R: El jabón más antiguo que se conoce data de hace cuatro mil quinientos años, mencionado en una tablilla cuneiforme hallada en Girsu, en la antigua Mesopotamia. Pero durante siglos ese jabón, hecho con grasa animal y ceniza, se usaba sobre todo para lavar ropa y fibras crudas antes de tejerlas, no para el cuerpo.
Para la higiene personal, muchos pueblos antiguos recurrían a otras sustancias, entre ellas aceites de oliva perfumados. Los griegos, por ejemplo, también usaban café molido como exfoliante y limpiador de la piel. La costumbre tiene sentido, el café es abrasivo, aromático y estaba disponible en varias culturas. El jabón como lo conocemos hoy, pensado específicamente para bañarse, llegó mucho después. Así que antes de la espuma, algunos ya empezaban el día oliendo a café, aunque no precisamente en la taza.
TODOS NEGROS
¿Por qué todos los autos eran negros al principio?
R: No todos los autos eran negros, en realidad las primeras marcas ofrecían modelos en varios colores.

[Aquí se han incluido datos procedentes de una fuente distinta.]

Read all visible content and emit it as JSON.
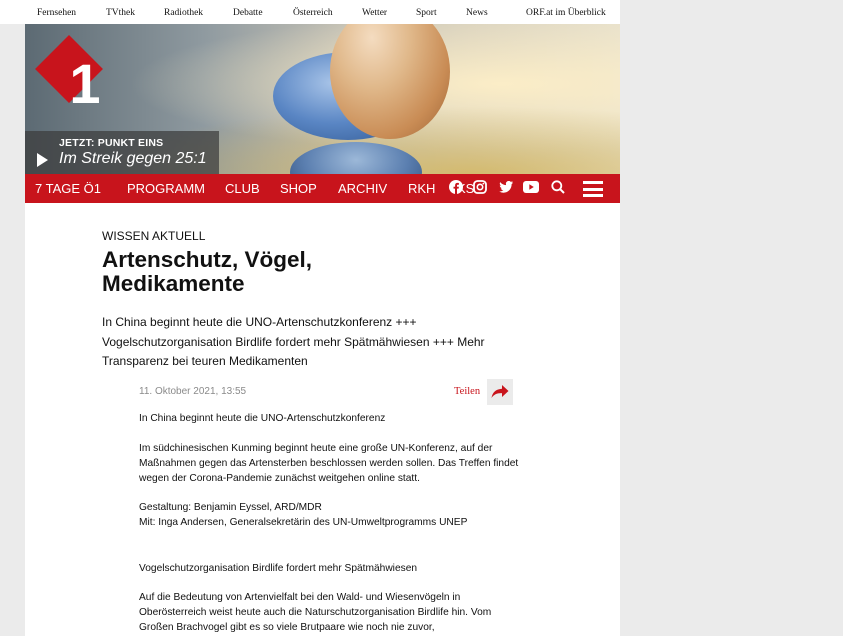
{
  "orf_nav": {
    "items": [
      "Fernsehen",
      "TVthek",
      "Radiothek",
      "Debatte",
      "Österreich",
      "Wetter",
      "Sport",
      "News",
      "ORF.at im Überblick"
    ]
  },
  "header": {
    "logo": "ö1-logo",
    "now_label": "JETZT: PUNKT EINS",
    "now_title": "Im Streik gegen 25:1"
  },
  "main_nav": {
    "items": [
      "7 TAGE Ö1",
      "PROGRAMM",
      "CLUB",
      "SHOP",
      "ARCHIV",
      "RKH"
    ],
    "truncated_item": "KS",
    "icons": [
      "facebook-icon",
      "instagram-icon",
      "twitter-icon",
      "youtube-icon",
      "search-icon",
      "menu-icon"
    ]
  },
  "article": {
    "kicker": "WISSEN AKTUELL",
    "title": "Artenschutz, Vögel, Medikamente",
    "lead": "In China beginnt heute die UNO-Artenschutzkonferenz +++ Vogelschutzorganisation Birdlife fordert mehr Spätmähwiesen +++ Mehr Transparenz bei teuren Medikamenten",
    "date": "11. Oktober 2021, 13:55",
    "share_label": "Teilen",
    "paragraphs": [
      "In China beginnt heute die UNO-Artenschutzkonferenz",
      "Im südchinesischen Kunming beginnt heute eine große UN-Konferenz, auf der Maßnahmen gegen das Artensterben beschlossen werden sollen. Das Treffen findet wegen der Corona-Pandemie zunächst weitgehen online statt.",
      "Gestaltung: Benjamin Eyssel, ARD/MDR",
      "Mit: Inga Andersen, Generalsekretärin des UN-Umweltprogramms UNEP",
      "Vogelschutzorganisation Birdlife fordert mehr Spätmähwiesen",
      "Auf die Bedeutung von Artenvielfalt bei den Wald- und Wiesenvögeln in Oberösterreich weist heute auch die Naturschutzorganisation Birdlife hin. Vom Großen Brachvogel gibt es so viele Brutpaare wie noch nie zuvor,"
    ]
  },
  "colors": {
    "brand_red": "#c8141c",
    "page_bg": "#ebebeb",
    "content_bg": "#ffffff",
    "date_grey": "#8a8a8a"
  }
}
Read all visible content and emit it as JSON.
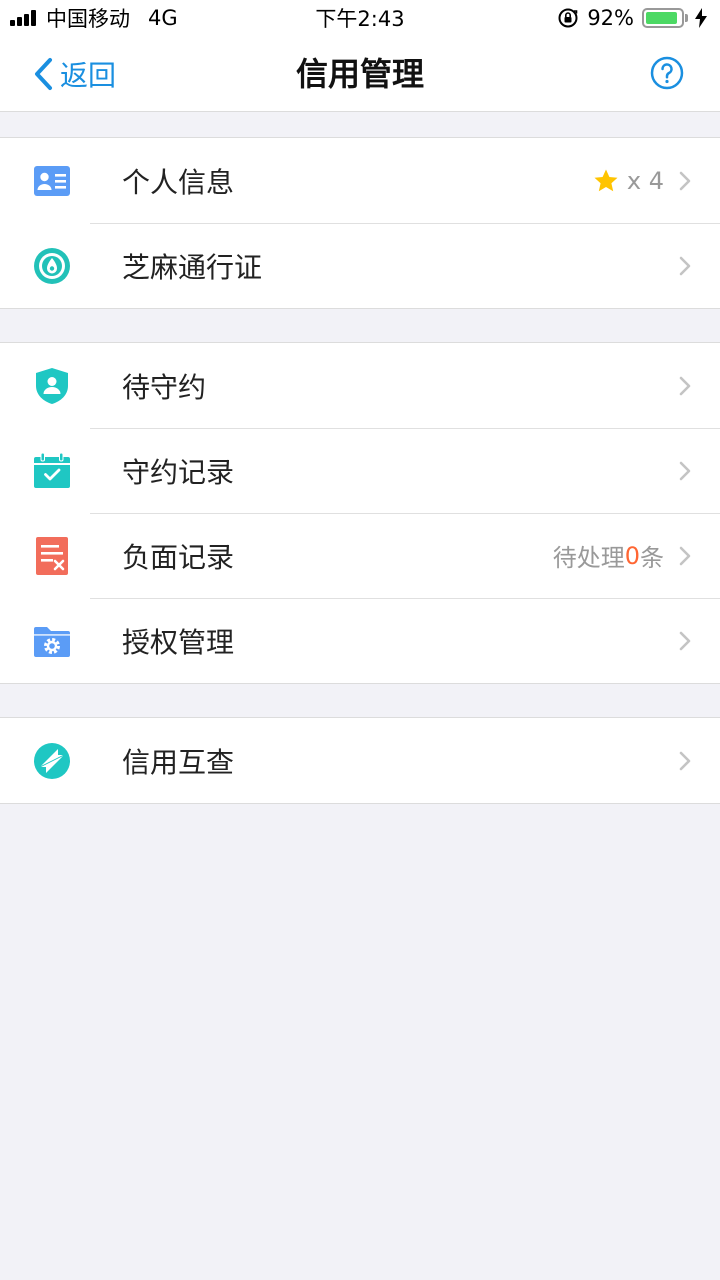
{
  "status_bar": {
    "carrier": "中国移动",
    "network": "4G",
    "time": "下午2:43",
    "battery": "92%",
    "battery_level": 0.92
  },
  "nav": {
    "back_label": "返回",
    "title": "信用管理",
    "help_icon": "question-circle-icon",
    "accent_color": "#1a8fe0"
  },
  "groups": [
    {
      "items": [
        {
          "label": "个人信息",
          "icon": "id-card-icon",
          "icon_color": "#4a8ef5",
          "stars_text": "x 4",
          "star_count": 4
        },
        {
          "label": "芝麻通行证",
          "icon": "sesame-pass-icon",
          "icon_color": "#22c1b8"
        }
      ]
    },
    {
      "items": [
        {
          "label": "待守约",
          "icon": "shield-user-icon",
          "icon_color": "#1fc7c3"
        },
        {
          "label": "守约记录",
          "icon": "calendar-check-icon",
          "icon_color": "#1fc7c3"
        },
        {
          "label": "负面记录",
          "icon": "document-x-icon",
          "icon_color": "#f26d5b",
          "pending_prefix": "待处理",
          "pending_count": "0",
          "pending_suffix": "条"
        },
        {
          "label": "授权管理",
          "icon": "folder-gear-icon",
          "icon_color": "#4a8ef5"
        }
      ]
    },
    {
      "items": [
        {
          "label": "信用互查",
          "icon": "credit-exchange-icon",
          "icon_color": "#1fc7c3"
        }
      ]
    }
  ]
}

La asociación viene del Ford Modelo T, que a partir de 1914 se fabricó exclusivamente en negro. Henry Ford buscaba producir en masa lo más rápido posible, y descubrió que la pintura llamada esmalte japonés, a base de asfalto y negra por naturaleza, secaba mucho más rápido que cualquier otro color disponible en esa época.
Eso permitía ensamblar más autos por hora en la línea de producción. Ford incluso bromeaba diciendo que el cliente podía pedir el color que quisiera, siempre y cuando fuera negro. Cuando la tecnología de pintura avanzó en los años veinte, la competencia recuperó la variedad de colores y Ford tuvo que seguirles el paso. La eficiencia ganó la primera ronda, pero el estilo terminó por imponerse.